The Classical Academy, which Anderson calls the “800-pound gorilla,” took first place, running well ahead of the pack. “No one was going to touch them,” Anderson commented.
While cross country runners compete as a team, it is with individuals that the meet is to be lost or won. With each pounding stride echoing in the runner’s mind, the athlete must push to go on, to be faster. Looking to the side, hearing the closing beats of the herd behind, the individual runner must know their body, and they alone have the power to push it to its limits.
Senior Carlos Brinkmann placed in the top 10, a seventh-place finish with a time of 17 minutes and four seconds. A time fast enough to make All State.
“He ran a good race,” Anderson said. Brinkmann had dealt with a minor injury and a cold during this season. “He overcame a fair amount of adversity and dealt with senior year pressure.”
Each year during his time on the team, Brinkmann worked toward being named All-State (a designation bestowed on the top 10 runners in the field), and on his last shot, he made it.
The next Pirate to finish was senior Evan Brookens at 18:36, a time that got him 57th place. Anderson explains that this is the average time for most of the state qualifying runners.
“A lot of people will fit in ten seconds, maybe twenty to thirty kids,” Anderson said. While in the top 10, only a few runners will fill a 10 to 15 second gap.
Sophomore Mason Chronowski came in 65th, at 18:43.9, with senior Moses Huck taking 67th, at 18:46.
The Pirate girls, while not represented as a team, did have two state-qualifying runners competing. Sophomore Emily Bryant placed 19th with a time of 20:48. Senior Brooke Hampton took 27th with a time of 21:10.
“Emily had a good race. Nineteenth is not bad,” Anderson said of Bryant.
“Brooke ran a solid race. She started the race at 40th and 50th; and throughout the whole race kept moving up and moving up.
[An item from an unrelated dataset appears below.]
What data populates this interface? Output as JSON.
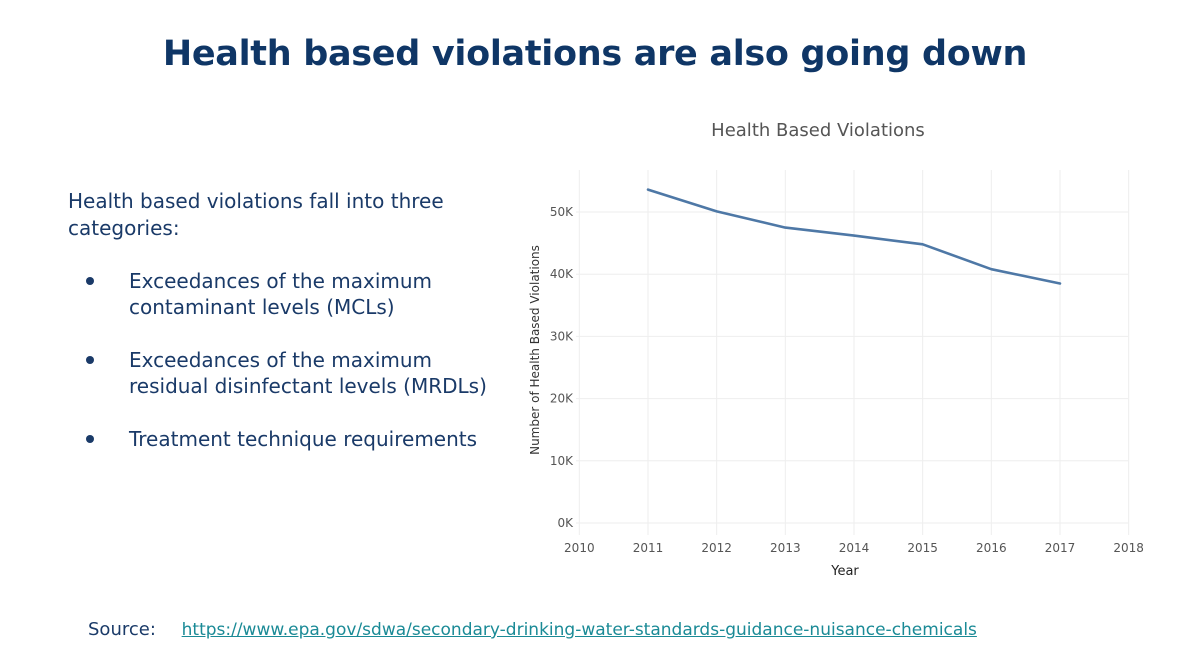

As a senior, going out, she had her best race,” Anderson said.
Speaking of his two teams this season, Anderson noted that they did not have much big meet experience.
“I thought we could coach through that,” Anderson said. “But, when reality hits, and you look around and see how fast everyone is, it can affect you.”
All in all, though, at state, the Pirates ran with everything they had, and in that, ran a good race.
Looking to next year, Anderson said the team has a solid base from which to build a strong effort.